There has been a great deal of noise in the archive migration space around how speed of extraction should be the ultimate benchmark of an efficient migration project. Some say that to achieve optimal extraction speed depends on a direct connection to the storage system, bypassing the API of the vendor. But archive migration is a two-way street, extraction + ingestion, which is why it’s important to look both ways before you cross the road.
In instances where you’re looking to migrate your entire data set from A to B in a single move, extraction speed may be high on your list of priorities but this will only be effective in a situation where your repository ingestion speed is as fast, or faster, than the source. In the majority of cases you need to look at your situation and understand if it’s really a good idea to extract faster than you can ingest.
Some approaches advocate a data remediation process whereby you ascertain the status of your archived data, such as duplicate or expired email items, before migration. This is more efficiently addressed by a smart filtering technology built into certain migration tools. Applications such as these can rapidly filter before extraction and would allow for a different workflow for orphaned archives.
Many of our customers have realised the benefits of migrating away from costly servers to cheaper, more extensible cloud storage in the shape of Office365. To do this effectively, and at speed, requires an intelligent, end-to-end management of the entire migration process, not just an ability to quickly pull data out of source systems.

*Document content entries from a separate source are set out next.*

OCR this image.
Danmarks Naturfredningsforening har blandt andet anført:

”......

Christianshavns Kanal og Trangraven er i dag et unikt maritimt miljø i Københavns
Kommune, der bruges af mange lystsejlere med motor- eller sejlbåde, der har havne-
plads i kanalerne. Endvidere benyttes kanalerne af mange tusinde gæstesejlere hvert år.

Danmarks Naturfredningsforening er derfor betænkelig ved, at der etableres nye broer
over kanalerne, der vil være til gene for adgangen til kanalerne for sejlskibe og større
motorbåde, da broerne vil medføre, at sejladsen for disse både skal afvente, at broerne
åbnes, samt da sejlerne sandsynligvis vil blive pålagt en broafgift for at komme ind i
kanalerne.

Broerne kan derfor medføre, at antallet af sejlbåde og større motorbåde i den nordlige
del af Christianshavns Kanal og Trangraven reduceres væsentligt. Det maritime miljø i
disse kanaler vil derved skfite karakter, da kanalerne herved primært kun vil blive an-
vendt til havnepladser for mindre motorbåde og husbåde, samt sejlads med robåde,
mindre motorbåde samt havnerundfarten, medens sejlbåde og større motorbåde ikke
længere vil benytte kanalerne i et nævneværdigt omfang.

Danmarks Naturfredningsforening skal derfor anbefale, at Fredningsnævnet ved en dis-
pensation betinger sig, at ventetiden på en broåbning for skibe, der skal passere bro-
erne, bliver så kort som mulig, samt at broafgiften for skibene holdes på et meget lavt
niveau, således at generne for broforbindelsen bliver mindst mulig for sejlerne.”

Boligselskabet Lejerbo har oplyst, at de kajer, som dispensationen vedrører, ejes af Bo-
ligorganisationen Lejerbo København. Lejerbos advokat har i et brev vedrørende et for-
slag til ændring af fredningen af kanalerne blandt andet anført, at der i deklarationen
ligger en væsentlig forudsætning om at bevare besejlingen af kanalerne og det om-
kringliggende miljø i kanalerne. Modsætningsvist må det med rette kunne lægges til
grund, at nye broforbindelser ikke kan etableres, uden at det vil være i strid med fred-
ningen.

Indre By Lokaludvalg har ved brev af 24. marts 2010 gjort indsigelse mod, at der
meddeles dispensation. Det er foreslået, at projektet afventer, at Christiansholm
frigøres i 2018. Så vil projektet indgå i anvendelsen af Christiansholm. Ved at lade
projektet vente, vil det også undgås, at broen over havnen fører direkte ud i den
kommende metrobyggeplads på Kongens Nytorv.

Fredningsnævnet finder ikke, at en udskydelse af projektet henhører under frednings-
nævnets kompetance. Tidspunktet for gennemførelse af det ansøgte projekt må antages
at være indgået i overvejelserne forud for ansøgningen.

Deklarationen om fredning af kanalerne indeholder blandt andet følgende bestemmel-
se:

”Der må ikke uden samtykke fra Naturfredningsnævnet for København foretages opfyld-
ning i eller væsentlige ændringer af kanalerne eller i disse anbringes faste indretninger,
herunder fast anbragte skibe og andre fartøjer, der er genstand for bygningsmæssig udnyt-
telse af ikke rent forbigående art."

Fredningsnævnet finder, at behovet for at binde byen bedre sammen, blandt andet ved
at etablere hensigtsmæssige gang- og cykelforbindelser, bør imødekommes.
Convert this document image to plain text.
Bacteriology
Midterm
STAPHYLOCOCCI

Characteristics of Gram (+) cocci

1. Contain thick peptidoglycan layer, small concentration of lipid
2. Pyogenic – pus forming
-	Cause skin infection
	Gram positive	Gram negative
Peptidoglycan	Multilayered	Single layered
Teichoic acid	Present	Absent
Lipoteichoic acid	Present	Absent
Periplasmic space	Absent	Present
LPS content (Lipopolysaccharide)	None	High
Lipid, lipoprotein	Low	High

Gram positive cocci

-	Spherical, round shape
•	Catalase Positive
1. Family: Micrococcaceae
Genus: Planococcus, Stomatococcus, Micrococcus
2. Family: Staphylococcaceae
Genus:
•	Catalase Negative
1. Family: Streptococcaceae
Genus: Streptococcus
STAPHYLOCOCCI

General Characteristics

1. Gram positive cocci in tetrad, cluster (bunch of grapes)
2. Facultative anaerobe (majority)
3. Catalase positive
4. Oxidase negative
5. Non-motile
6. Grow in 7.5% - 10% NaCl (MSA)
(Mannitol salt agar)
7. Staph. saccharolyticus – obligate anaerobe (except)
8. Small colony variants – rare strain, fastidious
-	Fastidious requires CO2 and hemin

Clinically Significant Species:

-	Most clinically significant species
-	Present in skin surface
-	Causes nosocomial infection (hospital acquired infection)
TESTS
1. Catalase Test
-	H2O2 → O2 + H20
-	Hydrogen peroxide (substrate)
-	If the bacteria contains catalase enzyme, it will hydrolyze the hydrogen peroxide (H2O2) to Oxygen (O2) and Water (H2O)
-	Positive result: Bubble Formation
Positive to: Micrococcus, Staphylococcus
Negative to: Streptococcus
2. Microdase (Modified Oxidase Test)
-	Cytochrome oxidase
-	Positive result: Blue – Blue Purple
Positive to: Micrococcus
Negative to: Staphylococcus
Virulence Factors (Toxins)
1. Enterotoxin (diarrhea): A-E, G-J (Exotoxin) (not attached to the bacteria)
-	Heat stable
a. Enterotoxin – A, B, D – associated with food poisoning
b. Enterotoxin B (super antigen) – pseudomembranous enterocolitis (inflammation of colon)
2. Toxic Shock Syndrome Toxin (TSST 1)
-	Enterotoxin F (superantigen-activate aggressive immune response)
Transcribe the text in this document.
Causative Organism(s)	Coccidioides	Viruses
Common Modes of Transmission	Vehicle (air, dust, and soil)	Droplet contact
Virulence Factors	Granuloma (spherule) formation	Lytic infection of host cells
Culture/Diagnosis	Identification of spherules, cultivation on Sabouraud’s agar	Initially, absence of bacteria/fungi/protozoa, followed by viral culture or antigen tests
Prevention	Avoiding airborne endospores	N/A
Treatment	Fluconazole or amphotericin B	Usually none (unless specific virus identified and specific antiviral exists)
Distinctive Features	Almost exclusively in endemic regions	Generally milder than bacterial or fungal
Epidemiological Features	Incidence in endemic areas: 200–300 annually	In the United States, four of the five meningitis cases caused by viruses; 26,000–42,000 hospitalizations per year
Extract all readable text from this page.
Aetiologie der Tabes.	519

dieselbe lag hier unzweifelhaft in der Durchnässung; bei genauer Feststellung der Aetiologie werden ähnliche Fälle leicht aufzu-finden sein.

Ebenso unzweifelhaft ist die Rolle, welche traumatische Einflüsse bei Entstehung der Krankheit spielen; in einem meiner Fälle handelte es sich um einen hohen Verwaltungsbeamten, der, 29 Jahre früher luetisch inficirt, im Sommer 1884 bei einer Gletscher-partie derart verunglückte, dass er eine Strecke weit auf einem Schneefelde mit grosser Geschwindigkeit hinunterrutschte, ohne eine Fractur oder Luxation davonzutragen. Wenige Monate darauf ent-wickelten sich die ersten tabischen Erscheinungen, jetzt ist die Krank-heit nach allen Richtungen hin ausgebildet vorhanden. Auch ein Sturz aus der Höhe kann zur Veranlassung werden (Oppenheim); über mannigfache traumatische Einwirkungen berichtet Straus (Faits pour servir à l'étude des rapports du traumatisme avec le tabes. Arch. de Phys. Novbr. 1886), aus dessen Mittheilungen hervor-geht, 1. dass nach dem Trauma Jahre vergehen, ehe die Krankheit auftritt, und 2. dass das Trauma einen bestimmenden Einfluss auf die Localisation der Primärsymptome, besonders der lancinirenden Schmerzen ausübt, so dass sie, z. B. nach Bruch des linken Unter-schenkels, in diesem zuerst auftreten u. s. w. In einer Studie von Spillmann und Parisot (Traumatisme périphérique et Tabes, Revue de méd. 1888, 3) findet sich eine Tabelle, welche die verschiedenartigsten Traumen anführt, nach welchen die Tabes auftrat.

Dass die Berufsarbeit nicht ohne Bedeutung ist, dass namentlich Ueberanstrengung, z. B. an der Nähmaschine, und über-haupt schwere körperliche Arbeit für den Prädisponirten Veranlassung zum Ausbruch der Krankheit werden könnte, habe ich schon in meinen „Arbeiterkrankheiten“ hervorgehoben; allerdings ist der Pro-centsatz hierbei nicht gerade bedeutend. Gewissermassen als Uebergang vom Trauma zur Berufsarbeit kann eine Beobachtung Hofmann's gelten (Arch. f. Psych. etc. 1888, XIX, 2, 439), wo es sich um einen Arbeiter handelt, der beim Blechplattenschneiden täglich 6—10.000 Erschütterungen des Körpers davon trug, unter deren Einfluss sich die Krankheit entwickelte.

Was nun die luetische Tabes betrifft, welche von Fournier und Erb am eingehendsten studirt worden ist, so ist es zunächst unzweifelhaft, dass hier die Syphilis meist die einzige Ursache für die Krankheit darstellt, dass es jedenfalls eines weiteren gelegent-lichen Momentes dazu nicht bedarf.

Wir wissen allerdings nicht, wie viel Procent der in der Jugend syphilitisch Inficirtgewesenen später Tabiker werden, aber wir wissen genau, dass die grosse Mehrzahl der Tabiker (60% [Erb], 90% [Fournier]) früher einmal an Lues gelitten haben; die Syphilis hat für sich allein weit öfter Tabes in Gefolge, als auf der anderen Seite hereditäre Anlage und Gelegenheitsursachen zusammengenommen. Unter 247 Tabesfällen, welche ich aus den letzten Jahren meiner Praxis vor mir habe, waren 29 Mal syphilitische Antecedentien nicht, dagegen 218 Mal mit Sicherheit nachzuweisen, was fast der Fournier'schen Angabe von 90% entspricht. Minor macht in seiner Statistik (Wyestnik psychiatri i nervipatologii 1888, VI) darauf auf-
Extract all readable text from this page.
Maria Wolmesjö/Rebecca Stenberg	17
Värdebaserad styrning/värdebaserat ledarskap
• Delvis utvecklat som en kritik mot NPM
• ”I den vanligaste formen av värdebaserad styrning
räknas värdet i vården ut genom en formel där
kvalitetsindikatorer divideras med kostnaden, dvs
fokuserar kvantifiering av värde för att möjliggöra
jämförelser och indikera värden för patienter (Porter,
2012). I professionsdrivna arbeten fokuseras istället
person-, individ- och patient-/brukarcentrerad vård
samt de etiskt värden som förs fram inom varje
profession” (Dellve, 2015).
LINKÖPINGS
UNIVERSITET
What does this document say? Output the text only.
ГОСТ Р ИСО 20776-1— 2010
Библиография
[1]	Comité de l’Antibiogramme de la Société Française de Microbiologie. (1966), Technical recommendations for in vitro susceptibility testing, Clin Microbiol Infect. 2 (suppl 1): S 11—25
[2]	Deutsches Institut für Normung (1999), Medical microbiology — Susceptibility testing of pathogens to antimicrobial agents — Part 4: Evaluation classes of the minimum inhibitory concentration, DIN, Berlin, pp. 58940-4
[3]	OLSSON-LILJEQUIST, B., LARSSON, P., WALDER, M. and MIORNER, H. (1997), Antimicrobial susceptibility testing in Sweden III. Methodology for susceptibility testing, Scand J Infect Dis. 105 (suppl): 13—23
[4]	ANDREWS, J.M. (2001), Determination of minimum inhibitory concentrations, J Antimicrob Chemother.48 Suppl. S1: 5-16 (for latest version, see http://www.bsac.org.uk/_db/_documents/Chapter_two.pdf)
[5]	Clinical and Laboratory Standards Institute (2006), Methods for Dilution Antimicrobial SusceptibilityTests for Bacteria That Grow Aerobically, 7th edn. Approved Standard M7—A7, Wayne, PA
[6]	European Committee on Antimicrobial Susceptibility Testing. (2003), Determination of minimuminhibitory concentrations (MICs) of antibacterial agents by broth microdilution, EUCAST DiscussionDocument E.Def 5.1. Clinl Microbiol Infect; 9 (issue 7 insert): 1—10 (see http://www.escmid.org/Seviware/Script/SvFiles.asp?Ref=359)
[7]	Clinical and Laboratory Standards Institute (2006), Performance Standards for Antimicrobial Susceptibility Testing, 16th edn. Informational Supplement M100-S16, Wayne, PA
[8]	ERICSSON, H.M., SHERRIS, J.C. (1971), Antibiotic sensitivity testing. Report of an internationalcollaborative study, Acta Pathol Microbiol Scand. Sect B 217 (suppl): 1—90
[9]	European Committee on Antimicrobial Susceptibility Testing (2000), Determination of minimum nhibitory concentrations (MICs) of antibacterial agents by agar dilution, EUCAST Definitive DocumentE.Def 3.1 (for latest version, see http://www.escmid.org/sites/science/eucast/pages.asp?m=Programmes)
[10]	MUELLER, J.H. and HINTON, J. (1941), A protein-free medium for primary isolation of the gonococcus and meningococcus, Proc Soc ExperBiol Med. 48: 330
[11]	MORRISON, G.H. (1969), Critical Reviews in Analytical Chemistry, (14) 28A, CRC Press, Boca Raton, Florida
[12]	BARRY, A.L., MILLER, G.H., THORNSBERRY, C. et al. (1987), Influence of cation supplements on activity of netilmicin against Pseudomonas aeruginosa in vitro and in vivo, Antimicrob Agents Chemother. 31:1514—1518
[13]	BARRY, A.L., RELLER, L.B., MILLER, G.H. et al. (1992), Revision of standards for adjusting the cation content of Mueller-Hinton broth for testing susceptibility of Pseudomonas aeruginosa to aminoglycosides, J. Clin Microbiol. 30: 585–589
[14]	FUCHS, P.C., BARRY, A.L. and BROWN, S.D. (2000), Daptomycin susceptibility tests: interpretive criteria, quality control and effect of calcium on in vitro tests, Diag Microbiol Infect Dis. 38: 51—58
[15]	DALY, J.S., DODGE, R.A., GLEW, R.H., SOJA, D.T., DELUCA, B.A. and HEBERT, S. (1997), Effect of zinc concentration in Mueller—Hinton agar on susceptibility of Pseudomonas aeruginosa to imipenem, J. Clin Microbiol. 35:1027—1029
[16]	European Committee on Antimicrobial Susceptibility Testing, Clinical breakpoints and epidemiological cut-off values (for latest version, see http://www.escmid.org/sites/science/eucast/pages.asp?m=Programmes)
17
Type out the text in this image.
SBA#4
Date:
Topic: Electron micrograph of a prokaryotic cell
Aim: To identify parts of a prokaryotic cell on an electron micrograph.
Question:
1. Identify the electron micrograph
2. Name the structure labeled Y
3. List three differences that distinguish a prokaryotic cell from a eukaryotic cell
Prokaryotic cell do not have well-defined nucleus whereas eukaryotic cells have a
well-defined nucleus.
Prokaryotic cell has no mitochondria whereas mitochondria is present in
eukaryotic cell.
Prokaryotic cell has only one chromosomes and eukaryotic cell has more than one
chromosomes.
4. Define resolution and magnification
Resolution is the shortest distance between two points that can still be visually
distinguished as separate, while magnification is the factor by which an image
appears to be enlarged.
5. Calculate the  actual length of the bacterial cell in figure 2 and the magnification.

This is where leveraging the API can prove its value. If you adopt an approach where the smaller items in an archive are identified and batched together before sending to Office365, you can send them in one go which means only one call to the API per item. Not only does this save you a great deal in network bandwidth, you can also make better use of a safer, vendor-approved connection, proven to better preserve the integrity of your data.
But what about ingestion? If Office365 feels like its being sent too much information, it will issue a back-off command to say it won’t accept any more content for the amount of time it needs to finish its task. This is where it’s crucial to remember that extraction speed is only half the story. Handling these commands intelligently, in order to optimise ingestion speed, is a critical factor in how long your project will take to complete, regardless of how quickly you’ve extracted your data.
In the case of back-off commands, it’s possible to understand how long it will take for the task to clean per mailbox, so you can hold off for that amount of time. By not sending anything to that mailbox during this period, you can free up ingestion potential for other mailboxes that may be available.
When considering a migration project, remember that it’s an end-to-end process that requires every element to be moving in optimal synchronicity to be truly efficient, much like any factory production line. You may have the best suppliers in the world, but without the processes in place to convert them into consumer goods, the capability is largely redundant. Look to industry-certified providers of migration tools to ensure your emails arrive safely and efficiently at their new source just “as nature intended.”